RAMALLAH, West Bank — Thousands of Palestinians turned out Wednesday for a rally here on the fifth anniversary of the death of the Palestinian leader Yasir Arafat and to show support for his successor, President Mahmoud Abbas, who recently expressed an intention to retire.

The question mark hovering over his political future is shaking up Palestinian politics and places yet another block before any new peace talks. But Mr. Abbas, 74, spoke of a starting a new political battle and of perseverance in the pursuit of an independent Palestinian state.

He said that “on this occasion,” he did not want to talk about his “wish not to run in the upcoming elections.” Instead, in a 45-minute address to supporters of his Fatah movement, he focused on the tough challenges ahead and called for reconciliation with Hamas, the opposing Palestinian faction.

He said it was time for the Palestinians to reach their goal of an independent state, adding that “desperation will never reach into our hearts.”

He said that the Palestinians remained strong because of their “steadfastness” and the justice of their cause.

“The whole world supports a Palestinian state,” he said. “We are now embarking on a tough political battle,” he added, to set the borders of such a state and to resolve other core issues of the Israeli-Palestinian conflict, like the status of Jerusalem and the fate of the Palestinian refugees.

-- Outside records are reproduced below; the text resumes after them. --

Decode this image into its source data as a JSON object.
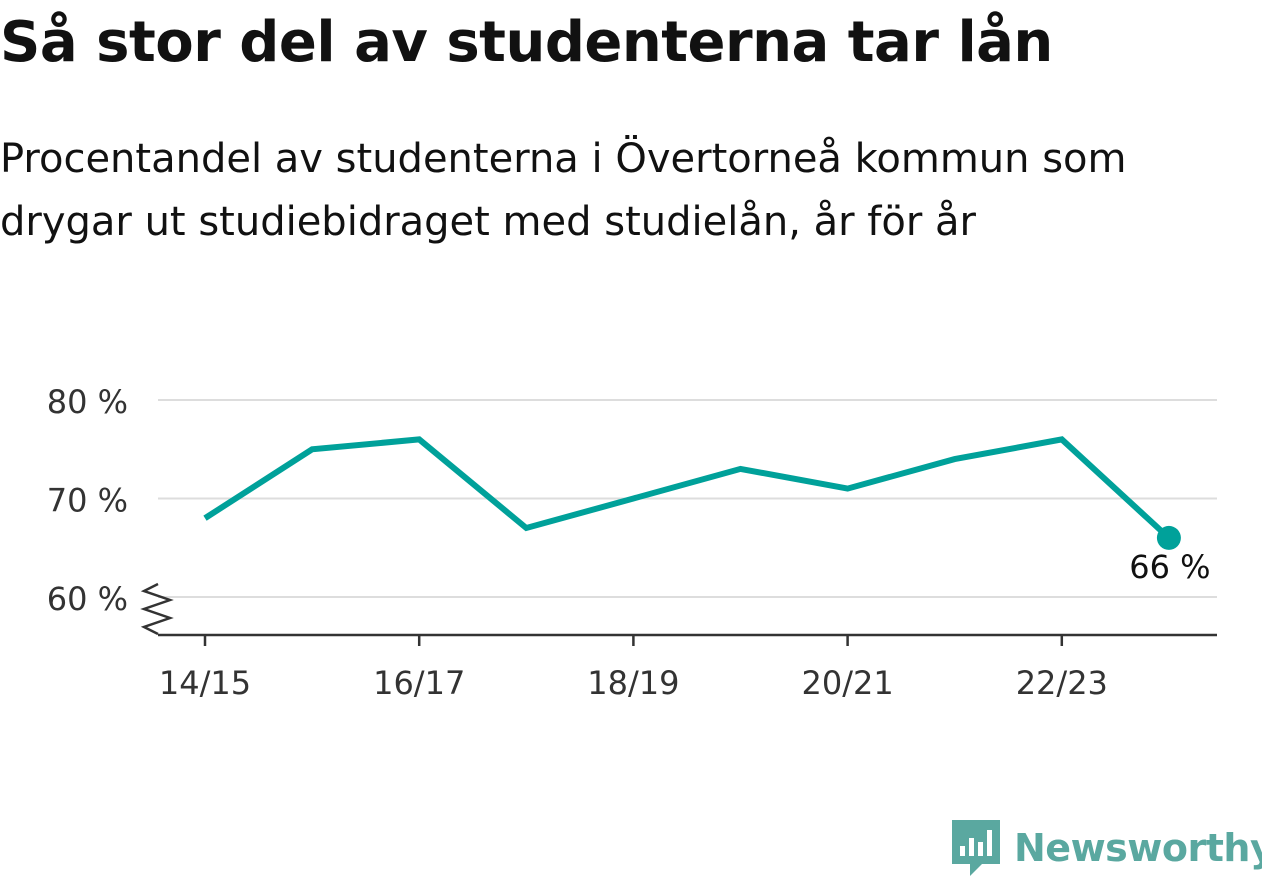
{
  "title": "Så stor del av studenterna tar lån",
  "subtitle": "Procentandel av studenterna i Övertorneå kommun som drygar ut studiebidraget med studielån, år för år",
  "brand": {
    "name": "Newsworthy",
    "icon": "newsworthy-logo-icon"
  },
  "colors": {
    "line": "#00a19a",
    "grid": "#dddddd",
    "axis": "#333333",
    "brand": "#5aa8a0"
  },
  "chart_data": {
    "type": "line",
    "x": [
      "14/15",
      "15/16",
      "16/17",
      "17/18",
      "18/19",
      "19/20",
      "20/21",
      "21/22",
      "22/23",
      "23/24"
    ],
    "series": [
      {
        "values": [
          68,
          75,
          76,
          67,
          70,
          73,
          71,
          74,
          76,
          66
        ]
      }
    ],
    "x_tick_labels": [
      "14/15",
      "16/17",
      "18/19",
      "20/21",
      "22/23"
    ],
    "y_ticks": [
      60,
      70,
      80
    ],
    "y_tick_labels": [
      "60 %",
      "70 %",
      "80 %"
    ],
    "ylim": [
      60,
      80
    ],
    "y_axis_break": true,
    "grid": true,
    "end_label": "66 %"
  }
}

He reiterated his stance that there would be no return to negotiations with Israel in the absence of a complete settlement freeze. And he called on Hamas to join forces in the Palestinian national endeavor and to accept an Egyptian-brokered reconciliation deal with Fatah.

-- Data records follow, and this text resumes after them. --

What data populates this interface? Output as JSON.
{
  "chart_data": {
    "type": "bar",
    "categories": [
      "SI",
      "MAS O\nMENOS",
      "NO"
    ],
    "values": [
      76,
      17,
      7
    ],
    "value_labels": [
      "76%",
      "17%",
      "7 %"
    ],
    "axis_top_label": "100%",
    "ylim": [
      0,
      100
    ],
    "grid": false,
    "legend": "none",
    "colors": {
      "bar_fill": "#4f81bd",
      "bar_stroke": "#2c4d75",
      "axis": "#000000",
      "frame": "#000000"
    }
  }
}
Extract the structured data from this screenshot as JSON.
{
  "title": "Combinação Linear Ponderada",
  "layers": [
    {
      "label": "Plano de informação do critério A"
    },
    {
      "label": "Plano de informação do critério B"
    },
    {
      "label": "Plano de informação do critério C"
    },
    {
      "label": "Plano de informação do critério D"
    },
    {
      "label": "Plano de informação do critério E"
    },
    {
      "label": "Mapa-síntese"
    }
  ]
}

Amid internal pressures and disappointment at the Obama administration’s failure to extract a freeze, Mr. Abbas announced last week that he would not compete for a second term as president in elections he had called for Jan. 24. But it is far from clear that the presidential and parliamentary elections will take place on time because Hamas, the Islamic militant group that controls Gaza, says it will not cooperate.

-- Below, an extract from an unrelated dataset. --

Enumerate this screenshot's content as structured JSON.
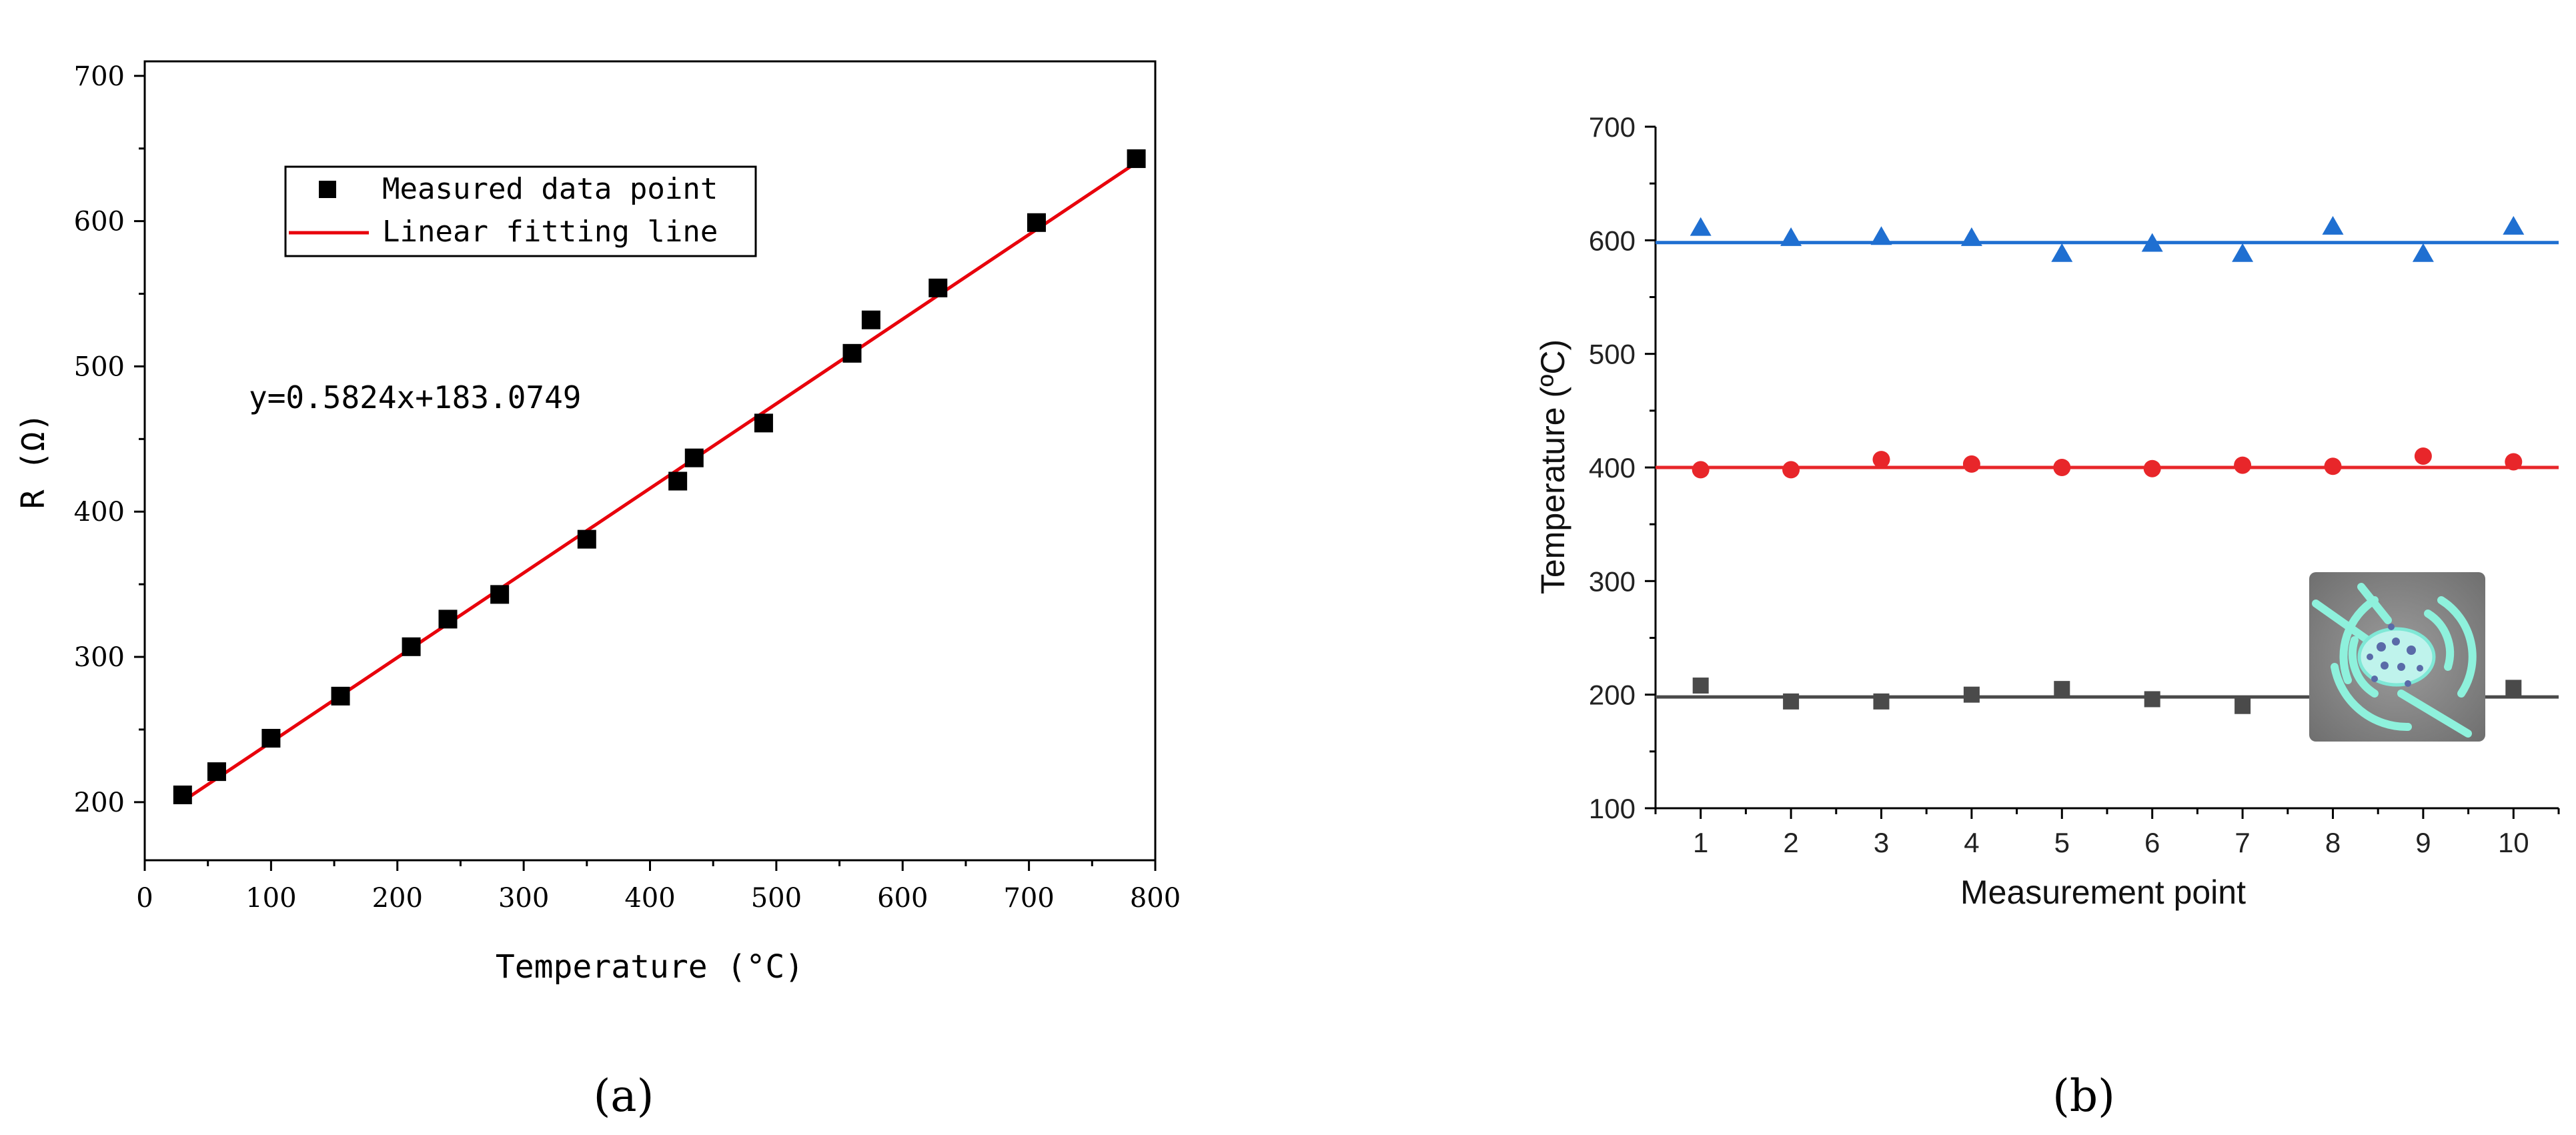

In recent days, aides to Mr. Abbas, who is considered a reliable and moderate leader by the West, suggested that without some diplomatic progress he might resign, leading to concerns that the Palestinian Authority could fall apart.

The rally took place in the grounds of the Mukata, the presidential headquarters in this West Bank city where Mr. Arafat became ill in 2004. He died in a Paris hospital, but his body was flown back here and buried in the compound amid frenzied scenes of adoration and chaos.

Mr. Abbas does not inspire the same passion among his followers, many of whom attribute much of his popularity and credibility to his long association with Mr. Arafat.

Naji Daraghmeh, who came to the rally from a village near Nablus in the northern West Bank, said, “I do not believe there are people who understand the Palestinian cause like those who worked by Arafat’s side.”

“We hope Abu Mazen will continue as our leader,” he added, referring to Mr. Abbas, “because he is from that group.”

A large vinyl balloon floated above the crowd with side-by-side portraits of Mr. Abbas and Mr. Arafat. Outside the Mukata, a huge banner with a full-length portrait of Mr. Abbas ran down a building, and posters pasted on the walls bore the words “We renew our support for Abu Mazen.”

Mr. Abbas’s authority has been limited to the West Bank since Hamas took over Gaza in 2007. There were no rallies commemorating the anniversary of Mr. Arafat’s death in Gaza, illustrating the depth of the Palestinian schism.

Those who came out in support of Mr. Abbas in Ramallah seemed confused about what would happen if he were to leave office. Some said nobody could replace him, while others said there were many people who could, but none who had his political experience. Several also cast doubt on his threat to leave the political scene.

“If people back him, he will never leave,” said Nimeh Dalaysheh, who came from the nearby Jelazoun refugee camp with her toddler.

Mr. Daraghmeh, from the village near Nablus, said he thought that Mr. Abbas’s threat was meant mainly as a pressure tactic to try to force some diplomatic movement. “I doubt he will resign,” he said.